Manual Similarity Measure Exercise

The following exercise walks you through the process of manually creating a similarity measure.

Imagine you have a simple dataset on houses as follows:

FeatureType
PricePositive integer
Size Positive floating-point value in units of square meters
Postal codeInteger
Number of bedroomsInteger
Type of houseA text value from “single_family," “multi-family," “apartment,” “condo”
Garage0/1 for no/yes
ColorsMultivalent categorical: one or more values from standard colors “white,” ”yellow,” ”green,” etc.

Preprocessing

The first step is preprocessing the numerical features: price, size, number of bedrooms, and postal code. For each of these features you will have to perform a different operation. For example, in this case, assume that pricing data follows a bimodal distribution. What should you do next?

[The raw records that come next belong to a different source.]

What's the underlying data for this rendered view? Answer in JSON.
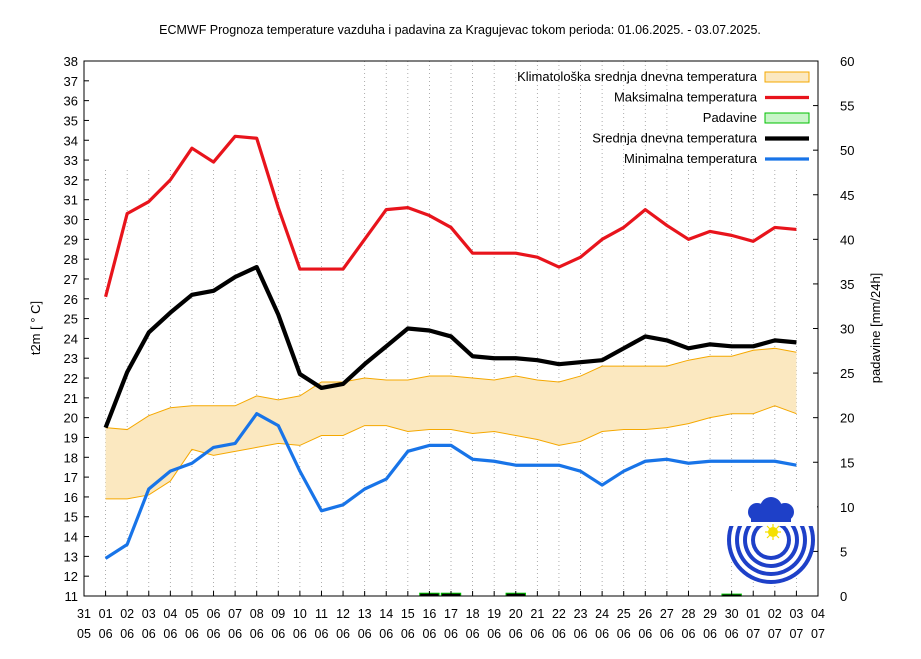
{
  "chart_data": {
    "type": "line",
    "title": "ECMWF Prognoza temperature vazduha i padavina za Kragujevac tokom perioda: 01.06.2025. - 03.07.2025.",
    "ylabel": "t2m [ ° C]",
    "y2label": "padavine [mm/24h]",
    "ylim": [
      11,
      38
    ],
    "y2lim": [
      0,
      60
    ],
    "legend_position": "top-right",
    "grid": "vertical-dotted",
    "x_ticks": [
      {
        "day": "31",
        "month": "05"
      },
      {
        "day": "01",
        "month": "06"
      },
      {
        "day": "02",
        "month": "06"
      },
      {
        "day": "03",
        "month": "06"
      },
      {
        "day": "04",
        "month": "06"
      },
      {
        "day": "05",
        "month": "06"
      },
      {
        "day": "06",
        "month": "06"
      },
      {
        "day": "07",
        "month": "06"
      },
      {
        "day": "08",
        "month": "06"
      },
      {
        "day": "09",
        "month": "06"
      },
      {
        "day": "10",
        "month": "06"
      },
      {
        "day": "11",
        "month": "06"
      },
      {
        "day": "12",
        "month": "06"
      },
      {
        "day": "13",
        "month": "06"
      },
      {
        "day": "14",
        "month": "06"
      },
      {
        "day": "15",
        "month": "06"
      },
      {
        "day": "16",
        "month": "06"
      },
      {
        "day": "17",
        "month": "06"
      },
      {
        "day": "18",
        "month": "06"
      },
      {
        "day": "19",
        "month": "06"
      },
      {
        "day": "20",
        "month": "06"
      },
      {
        "day": "21",
        "month": "06"
      },
      {
        "day": "22",
        "month": "06"
      },
      {
        "day": "23",
        "month": "06"
      },
      {
        "day": "24",
        "month": "06"
      },
      {
        "day": "25",
        "month": "06"
      },
      {
        "day": "26",
        "month": "06"
      },
      {
        "day": "27",
        "month": "06"
      },
      {
        "day": "28",
        "month": "06"
      },
      {
        "day": "29",
        "month": "06"
      },
      {
        "day": "30",
        "month": "06"
      },
      {
        "day": "01",
        "month": "07"
      },
      {
        "day": "02",
        "month": "07"
      },
      {
        "day": "03",
        "month": "07"
      },
      {
        "day": "04",
        "month": "07"
      }
    ],
    "y_ticks": [
      11,
      12,
      13,
      14,
      15,
      16,
      17,
      18,
      19,
      20,
      21,
      22,
      23,
      24,
      25,
      26,
      27,
      28,
      29,
      30,
      31,
      32,
      33,
      34,
      35,
      36,
      37,
      38
    ],
    "y2_ticks": [
      0,
      5,
      10,
      15,
      20,
      25,
      30,
      35,
      40,
      45,
      50,
      55,
      60
    ],
    "legend": [
      {
        "label": "Klimatološka srednja dnevna temperatura",
        "color": "#f5a800",
        "fill": "#fbe8c0",
        "style": "box"
      },
      {
        "label": "Maksimalna temperatura",
        "color": "#e8141c",
        "style": "line"
      },
      {
        "label": "Padavine",
        "color": "#00c000",
        "fill": "#c8f5c8",
        "style": "box"
      },
      {
        "label": "Srednja dnevna temperatura",
        "color": "#000000",
        "style": "line"
      },
      {
        "label": "Minimalna temperatura",
        "color": "#1874e8",
        "style": "line"
      }
    ],
    "series": [
      {
        "name": "Maksimalna temperatura",
        "color": "#e8141c",
        "axis": "left",
        "x": [
          "2025-06-01",
          "2025-06-02",
          "2025-06-03",
          "2025-06-04",
          "2025-06-05",
          "2025-06-06",
          "2025-06-07",
          "2025-06-08",
          "2025-06-09",
          "2025-06-10",
          "2025-06-11",
          "2025-06-12",
          "2025-06-13",
          "2025-06-14",
          "2025-06-15",
          "2025-06-16",
          "2025-06-17",
          "2025-06-18",
          "2025-06-19",
          "2025-06-20",
          "2025-06-21",
          "2025-06-22",
          "2025-06-23",
          "2025-06-24",
          "2025-06-25",
          "2025-06-26",
          "2025-06-27",
          "2025-06-28",
          "2025-06-29",
          "2025-06-30",
          "2025-07-01",
          "2025-07-02",
          "2025-07-03"
        ],
        "values": [
          26.1,
          30.3,
          30.9,
          32.0,
          33.6,
          32.9,
          34.2,
          34.1,
          30.6,
          27.5,
          27.5,
          27.5,
          29.0,
          30.5,
          30.6,
          30.2,
          29.6,
          28.3,
          28.3,
          28.3,
          28.1,
          27.6,
          28.1,
          29.0,
          29.6,
          30.5,
          29.7,
          29.0,
          29.4,
          29.2,
          28.9,
          29.6,
          29.5
        ]
      },
      {
        "name": "Srednja dnevna temperatura",
        "color": "#000000",
        "axis": "left",
        "x": [
          "2025-06-01",
          "2025-06-02",
          "2025-06-03",
          "2025-06-04",
          "2025-06-05",
          "2025-06-06",
          "2025-06-07",
          "2025-06-08",
          "2025-06-09",
          "2025-06-10",
          "2025-06-11",
          "2025-06-12",
          "2025-06-13",
          "2025-06-14",
          "2025-06-15",
          "2025-06-16",
          "2025-06-17",
          "2025-06-18",
          "2025-06-19",
          "2025-06-20",
          "2025-06-21",
          "2025-06-22",
          "2025-06-23",
          "2025-06-24",
          "2025-06-25",
          "2025-06-26",
          "2025-06-27",
          "2025-06-28",
          "2025-06-29",
          "2025-06-30",
          "2025-07-01",
          "2025-07-02",
          "2025-07-03"
        ],
        "values": [
          19.5,
          22.3,
          24.3,
          25.3,
          26.2,
          26.4,
          27.1,
          27.6,
          25.2,
          22.2,
          21.5,
          21.7,
          22.7,
          23.6,
          24.5,
          24.4,
          24.1,
          23.1,
          23.0,
          23.0,
          22.9,
          22.7,
          22.8,
          22.9,
          23.5,
          24.1,
          23.9,
          23.5,
          23.7,
          23.6,
          23.6,
          23.9,
          23.8
        ]
      },
      {
        "name": "Minimalna temperatura",
        "color": "#1874e8",
        "axis": "left",
        "x": [
          "2025-06-01",
          "2025-06-02",
          "2025-06-03",
          "2025-06-04",
          "2025-06-05",
          "2025-06-06",
          "2025-06-07",
          "2025-06-08",
          "2025-06-09",
          "2025-06-10",
          "2025-06-11",
          "2025-06-12",
          "2025-06-13",
          "2025-06-14",
          "2025-06-15",
          "2025-06-16",
          "2025-06-17",
          "2025-06-18",
          "2025-06-19",
          "2025-06-20",
          "2025-06-21",
          "2025-06-22",
          "2025-06-23",
          "2025-06-24",
          "2025-06-25",
          "2025-06-26",
          "2025-06-27",
          "2025-06-28",
          "2025-06-29",
          "2025-06-30",
          "2025-07-01",
          "2025-07-02",
          "2025-07-03"
        ],
        "values": [
          12.9,
          13.6,
          16.4,
          17.3,
          17.7,
          18.5,
          18.7,
          20.2,
          19.6,
          17.3,
          15.3,
          15.6,
          16.4,
          16.9,
          18.3,
          18.6,
          18.6,
          17.9,
          17.8,
          17.6,
          17.6,
          17.6,
          17.3,
          16.6,
          17.3,
          17.8,
          17.9,
          17.7,
          17.8,
          17.8,
          17.8,
          17.8,
          17.6
        ]
      },
      {
        "name": "Padavine",
        "color": "#00c000",
        "axis": "right",
        "x": [
          "2025-06-01",
          "2025-06-02",
          "2025-06-03",
          "2025-06-04",
          "2025-06-05",
          "2025-06-06",
          "2025-06-07",
          "2025-06-08",
          "2025-06-09",
          "2025-06-10",
          "2025-06-11",
          "2025-06-12",
          "2025-06-13",
          "2025-06-14",
          "2025-06-15",
          "2025-06-16",
          "2025-06-17",
          "2025-06-18",
          "2025-06-19",
          "2025-06-20",
          "2025-06-21",
          "2025-06-22",
          "2025-06-23",
          "2025-06-24",
          "2025-06-25",
          "2025-06-26",
          "2025-06-27",
          "2025-06-28",
          "2025-06-29",
          "2025-06-30",
          "2025-07-01",
          "2025-07-02",
          "2025-07-03"
        ],
        "values": [
          0,
          0,
          0,
          0,
          0,
          0,
          0,
          0,
          0,
          0,
          0,
          0,
          0,
          0,
          0,
          0.2,
          0.2,
          0,
          0,
          0.2,
          0,
          0,
          0,
          0,
          0,
          0,
          0,
          0,
          0,
          0.1,
          0,
          0,
          0
        ]
      },
      {
        "name": "Klimatološka srednja dnevna temperatura",
        "type": "band",
        "color": "#f5a800",
        "fill": "#fbe8c0",
        "axis": "left",
        "x": [
          "2025-06-01",
          "2025-06-02",
          "2025-06-03",
          "2025-06-04",
          "2025-06-05",
          "2025-06-06",
          "2025-06-07",
          "2025-06-08",
          "2025-06-09",
          "2025-06-10",
          "2025-06-11",
          "2025-06-12",
          "2025-06-13",
          "2025-06-14",
          "2025-06-15",
          "2025-06-16",
          "2025-06-17",
          "2025-06-18",
          "2025-06-19",
          "2025-06-20",
          "2025-06-21",
          "2025-06-22",
          "2025-06-23",
          "2025-06-24",
          "2025-06-25",
          "2025-06-26",
          "2025-06-27",
          "2025-06-28",
          "2025-06-29",
          "2025-06-30",
          "2025-07-01",
          "2025-07-02",
          "2025-07-03"
        ],
        "upper": [
          19.5,
          19.4,
          20.1,
          20.5,
          20.6,
          20.6,
          20.6,
          21.1,
          20.9,
          21.1,
          21.8,
          21.8,
          22.0,
          21.9,
          21.9,
          22.1,
          22.1,
          22.0,
          21.9,
          22.1,
          21.9,
          21.8,
          22.1,
          22.6,
          22.6,
          22.6,
          22.6,
          22.9,
          23.1,
          23.1,
          23.4,
          23.5,
          23.3
        ],
        "lower": [
          15.9,
          15.9,
          16.1,
          16.8,
          18.4,
          18.1,
          18.3,
          18.5,
          18.7,
          18.6,
          19.1,
          19.1,
          19.6,
          19.6,
          19.3,
          19.4,
          19.4,
          19.2,
          19.3,
          19.1,
          18.9,
          18.6,
          18.8,
          19.3,
          19.4,
          19.4,
          19.5,
          19.7,
          20.0,
          20.2,
          20.2,
          20.6,
          20.2
        ]
      }
    ]
  }
}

Which action should you take if your data follows a bimodal distribution?
Create quantiles from the data and scale to [0,1].
This is the correct step to take when data follows a bimodal distribution.
Log transform and scale to [0,1].
This is actually the step to take when data follows a Power-law distribution.
Normalize and scale to [0,1].
This is the step you would take when data follows a Gaussian distribution.

In the field below, try explaining how you would process size data.

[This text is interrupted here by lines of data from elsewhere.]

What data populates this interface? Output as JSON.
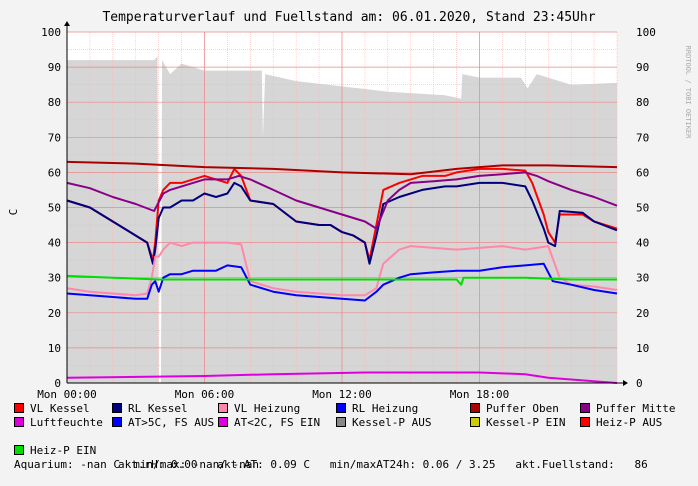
{
  "chart_data": {
    "type": "line",
    "title": "Temperaturverlauf und Fuellstand am: 06.01.2020, Stand 23:45Uhr",
    "ylabel": "C",
    "watermark": "RRDTOOL / TOBI OETIKER",
    "ylim": [
      0,
      100
    ],
    "y_ticks": [
      "0",
      "10",
      "20",
      "30",
      "40",
      "50",
      "60",
      "70",
      "80",
      "90",
      "100"
    ],
    "xlim_hours": [
      0,
      24
    ],
    "x_ticks": [
      {
        "hour": 0,
        "label": "Mon 00:00"
      },
      {
        "hour": 6,
        "label": "Mon 06:00"
      },
      {
        "hour": 12,
        "label": "Mon 12:00"
      },
      {
        "hour": 18,
        "label": "Mon 18:00"
      }
    ],
    "grid": true,
    "area": {
      "name": "akt.Fuellstand",
      "color": "#d6d6d6",
      "points": [
        [
          0,
          92
        ],
        [
          3.8,
          92
        ],
        [
          3.95,
          93
        ],
        [
          4.0,
          0
        ],
        [
          4.1,
          0
        ],
        [
          4.15,
          92
        ],
        [
          4.5,
          88
        ],
        [
          5.0,
          91
        ],
        [
          6.0,
          89
        ],
        [
          8.5,
          89
        ],
        [
          8.55,
          70
        ],
        [
          8.65,
          88
        ],
        [
          10,
          86
        ],
        [
          12,
          84.5
        ],
        [
          14,
          83
        ],
        [
          16.5,
          82
        ],
        [
          17.2,
          81
        ],
        [
          17.25,
          88
        ],
        [
          18,
          87
        ],
        [
          19,
          87
        ],
        [
          19.8,
          87
        ],
        [
          20.1,
          84
        ],
        [
          20.5,
          88
        ],
        [
          22,
          85
        ],
        [
          24,
          85.5
        ]
      ]
    },
    "series": [
      {
        "name": "VL Kessel",
        "color": "#ff0000",
        "points": [
          [
            0,
            52
          ],
          [
            1,
            50
          ],
          [
            2,
            46
          ],
          [
            3,
            42
          ],
          [
            3.5,
            40
          ],
          [
            3.75,
            35
          ],
          [
            3.85,
            40
          ],
          [
            4.0,
            52
          ],
          [
            4.2,
            55
          ],
          [
            4.5,
            57
          ],
          [
            5,
            57
          ],
          [
            5.5,
            58
          ],
          [
            6,
            59
          ],
          [
            6.5,
            58
          ],
          [
            7,
            57
          ],
          [
            7.3,
            61
          ],
          [
            7.6,
            59
          ],
          [
            8,
            52
          ],
          [
            9,
            51
          ],
          [
            10,
            46
          ],
          [
            11,
            45
          ],
          [
            11.5,
            45
          ],
          [
            12,
            43
          ],
          [
            12.5,
            42
          ],
          [
            13,
            40
          ],
          [
            13.2,
            35
          ],
          [
            13.5,
            45
          ],
          [
            13.8,
            55
          ],
          [
            14.5,
            57
          ],
          [
            15.5,
            59
          ],
          [
            16.5,
            59
          ],
          [
            17,
            60
          ],
          [
            18,
            61
          ],
          [
            19,
            61
          ],
          [
            20,
            60.5
          ],
          [
            20.3,
            57
          ],
          [
            20.8,
            48
          ],
          [
            21,
            43
          ],
          [
            21.3,
            40
          ],
          [
            21.5,
            48
          ],
          [
            22.5,
            48
          ],
          [
            23,
            46
          ],
          [
            24,
            44
          ]
        ]
      },
      {
        "name": "RL Kessel",
        "color": "#00007f",
        "points": [
          [
            0,
            52
          ],
          [
            1,
            50
          ],
          [
            2,
            46
          ],
          [
            3,
            42
          ],
          [
            3.5,
            40
          ],
          [
            3.75,
            34
          ],
          [
            3.85,
            38
          ],
          [
            4.0,
            47
          ],
          [
            4.2,
            50
          ],
          [
            4.5,
            50
          ],
          [
            5,
            52
          ],
          [
            5.5,
            52
          ],
          [
            6,
            54
          ],
          [
            6.5,
            53
          ],
          [
            7,
            54
          ],
          [
            7.3,
            57
          ],
          [
            7.6,
            56
          ],
          [
            8,
            52
          ],
          [
            9,
            51
          ],
          [
            10,
            46
          ],
          [
            11,
            45
          ],
          [
            11.5,
            45
          ],
          [
            12,
            43
          ],
          [
            12.5,
            42
          ],
          [
            13,
            40
          ],
          [
            13.2,
            34
          ],
          [
            13.5,
            42
          ],
          [
            13.8,
            51
          ],
          [
            14.5,
            53
          ],
          [
            15.5,
            55
          ],
          [
            16.5,
            56
          ],
          [
            17,
            56
          ],
          [
            18,
            57
          ],
          [
            19,
            57
          ],
          [
            20,
            56
          ],
          [
            20.3,
            52
          ],
          [
            20.8,
            44
          ],
          [
            21,
            40
          ],
          [
            21.3,
            39
          ],
          [
            21.5,
            49
          ],
          [
            22.5,
            48.5
          ],
          [
            23,
            46
          ],
          [
            24,
            43.5
          ]
        ]
      },
      {
        "name": "VL Heizung",
        "color": "#ff88aa",
        "points": [
          [
            0,
            27
          ],
          [
            1,
            26
          ],
          [
            2,
            25.5
          ],
          [
            3,
            25
          ],
          [
            3.5,
            25.5
          ],
          [
            3.7,
            30
          ],
          [
            3.85,
            36
          ],
          [
            4.0,
            36
          ],
          [
            4.2,
            38
          ],
          [
            4.5,
            40
          ],
          [
            5,
            39
          ],
          [
            5.5,
            40
          ],
          [
            6,
            40
          ],
          [
            6.5,
            40
          ],
          [
            7,
            40
          ],
          [
            7.6,
            39.5
          ],
          [
            8,
            29
          ],
          [
            9,
            27
          ],
          [
            10,
            26
          ],
          [
            11,
            25.5
          ],
          [
            12,
            25
          ],
          [
            13,
            25
          ],
          [
            13.5,
            27
          ],
          [
            13.8,
            34
          ],
          [
            14.5,
            38
          ],
          [
            15,
            39
          ],
          [
            16,
            38.5
          ],
          [
            17,
            38
          ],
          [
            18,
            38.5
          ],
          [
            19,
            39
          ],
          [
            20,
            38
          ],
          [
            21,
            39
          ],
          [
            21.5,
            30
          ],
          [
            22,
            28
          ],
          [
            23,
            27.5
          ],
          [
            24,
            26.5
          ]
        ]
      },
      {
        "name": "RL Heizung",
        "color": "#0000ff",
        "points": [
          [
            0,
            25.5
          ],
          [
            1,
            25
          ],
          [
            2,
            24.5
          ],
          [
            3,
            24
          ],
          [
            3.5,
            24
          ],
          [
            3.7,
            28
          ],
          [
            3.85,
            29
          ],
          [
            4.0,
            26
          ],
          [
            4.2,
            30
          ],
          [
            4.5,
            31
          ],
          [
            5,
            31
          ],
          [
            5.5,
            32
          ],
          [
            6,
            32
          ],
          [
            6.5,
            32
          ],
          [
            7,
            33.5
          ],
          [
            7.6,
            33
          ],
          [
            8,
            28
          ],
          [
            9,
            26
          ],
          [
            10,
            25
          ],
          [
            11,
            24.5
          ],
          [
            12,
            24
          ],
          [
            13,
            23.5
          ],
          [
            13.5,
            26
          ],
          [
            13.8,
            28
          ],
          [
            14.5,
            30
          ],
          [
            15,
            31
          ],
          [
            16,
            31.5
          ],
          [
            17,
            32
          ],
          [
            18,
            32
          ],
          [
            19,
            33
          ],
          [
            20,
            33.5
          ],
          [
            20.8,
            34
          ],
          [
            21.2,
            29
          ],
          [
            22,
            28
          ],
          [
            23,
            26.5
          ],
          [
            24,
            25.5
          ]
        ]
      },
      {
        "name": "Puffer Oben",
        "color": "#aa0000",
        "points": [
          [
            0,
            63
          ],
          [
            3,
            62.5
          ],
          [
            6,
            61.5
          ],
          [
            9,
            61
          ],
          [
            12,
            60
          ],
          [
            15,
            59.5
          ],
          [
            17,
            61
          ],
          [
            18,
            61.5
          ],
          [
            19,
            62
          ],
          [
            21,
            62
          ],
          [
            24,
            61.5
          ]
        ]
      },
      {
        "name": "Puffer Mitte",
        "color": "#880088",
        "points": [
          [
            0,
            57
          ],
          [
            1,
            55.5
          ],
          [
            2,
            53
          ],
          [
            3,
            51
          ],
          [
            3.8,
            49
          ],
          [
            4.2,
            54
          ],
          [
            4.5,
            55
          ],
          [
            5,
            56
          ],
          [
            5.5,
            57
          ],
          [
            6,
            58
          ],
          [
            6.5,
            58
          ],
          [
            7,
            58
          ],
          [
            7.5,
            59
          ],
          [
            8,
            58
          ],
          [
            9,
            55
          ],
          [
            10,
            52
          ],
          [
            11,
            50
          ],
          [
            12,
            48
          ],
          [
            13,
            46
          ],
          [
            13.5,
            44
          ],
          [
            14,
            52
          ],
          [
            14.5,
            55
          ],
          [
            15,
            57
          ],
          [
            16,
            57.5
          ],
          [
            17,
            58
          ],
          [
            18,
            59
          ],
          [
            19,
            59.5
          ],
          [
            20,
            60
          ],
          [
            20.5,
            59
          ],
          [
            21,
            57.5
          ],
          [
            22,
            55
          ],
          [
            23,
            53
          ],
          [
            24,
            50.5
          ]
        ]
      },
      {
        "name": "Luftfeuchte",
        "color": "#dd00dd",
        "points": [
          [
            0,
            1.5
          ],
          [
            6,
            2
          ],
          [
            9,
            2.5
          ],
          [
            13,
            3
          ],
          [
            18,
            3
          ],
          [
            20,
            2.5
          ],
          [
            21,
            1.5
          ],
          [
            22,
            1
          ],
          [
            23,
            0.5
          ],
          [
            24,
            0
          ]
        ]
      },
      {
        "name": "Heiz-P EIN",
        "color": "#00dd00",
        "points": [
          [
            0,
            30.5
          ],
          [
            2,
            30
          ],
          [
            4,
            29.5
          ],
          [
            6,
            29.5
          ],
          [
            8,
            29.5
          ],
          [
            12,
            29.5
          ],
          [
            17,
            29.5
          ],
          [
            17.2,
            28
          ],
          [
            17.3,
            30
          ],
          [
            20,
            30
          ],
          [
            22,
            29.5
          ],
          [
            24,
            29.5
          ]
        ]
      }
    ]
  },
  "legend": {
    "rows": [
      [
        {
          "label": "VL Kessel",
          "color": "#ff0000"
        },
        {
          "label": "RL Kessel",
          "color": "#00007f"
        },
        {
          "label": "VL Heizung",
          "color": "#ff88aa"
        },
        {
          "label": "RL Heizung",
          "color": "#0000ff"
        },
        {
          "label": "Puffer Oben",
          "color": "#aa0000"
        },
        {
          "label": "Puffer Mitte",
          "color": "#880088"
        }
      ],
      [
        {
          "label": "Luftfeuchte",
          "color": "#dd00dd"
        },
        {
          "label": "AT>5C, FS AUS",
          "color": "#0000ff"
        },
        {
          "label": "AT<2C, FS EIN",
          "color": "#dd00dd"
        },
        {
          "label": "Kessel-P AUS",
          "color": "#888888"
        },
        {
          "label": "Kessel-P EIN",
          "color": "#cccc00"
        },
        {
          "label": "Heiz-P AUS",
          "color": "#ff0000"
        }
      ]
    ],
    "heiz_p_ein": {
      "label": "Heiz-P EIN",
      "color": "#00dd00"
    },
    "info_line3": "akt.rH: 0.00   akt.AT: 0.09 C   min/maxAT24h: 0.06 / 3.25   akt.Fuellstand:   86",
    "info_line4": "Aquarium: -nan C  min/max: -nan/ -nan"
  }
}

In the field below, try explaining what how you would process data on the number of bedrooms.

How should you represent postal codes? Convert postal codes to longitude and latitude. Then process those values as you would process other numeric values.

Calculating Similarity per Feature

Now it is time to calculate the similarity per feature. For numeric features, you simply find the difference. For binary features, such as if a house has a garage, you can also find the difference to get 0 or 1. But what about categorical features? Answer the questions below to find out.

Which of these features is multivalent (can have multiple values)?
Color
A given residence can be more than one color, for example, blue with white trim. Therefore, color is a multivalent feature.
Postal code
Any dwelling can only have one postal code. This is a univalent feature.
Type
Your home can only be one type, house, apartment, condo, etc, which means it is a univalent feature.
Which type of similarity measure should you use for calculating the similarity for a multivalent feature?
Jaccard similarity
Suppose homes are assigned colors from a fixed set of colors. Then, calculate similarity using the ratio of common values (Jaccard similarity).
Euclidean distance
For the features “postal code” and “type” that have only one value (univalent features), if the feature matches, the similarity measure is 0; otherwise, the similarity measure is 1.

Calculating Overall Similarity

You have numerically calculated the similarity for every feature. But the clustering algorithm requires the overall similarity to cluster houses. Calculate the overall similarity between a pair of houses by combining the per- feature similarity using root mean squared error (RMSE). That is, where \(s_1,s_2,\ldots,s_N\) represent the similarities for \(N\) features:

\[\text{RMSE} = \sqrt{\frac{s_1^2+s_2^2+\ldots+s_N^2}{N}}\]

Limitations of Manual Similarity Measure

As this exercise demonstrated, when data gets complex, it is increasingly hard to process and combine the data to accurately measure similarity in a semantically meaningful way. Consider the color data. Should color really be categorical? Or should we assign colors like red and maroon to have higher similarity than black and white? And regarding combining data, we just weighted the garage feature equally with house price. However, house price is far more important than having a garage. Does it really make sense to weigh them equally?

If you create a similarity measure that doesn’t truly reflect the similarity between examples, your derived clusters will not be meaningful. This is often the case with categorical data and brings us to a supervised measure.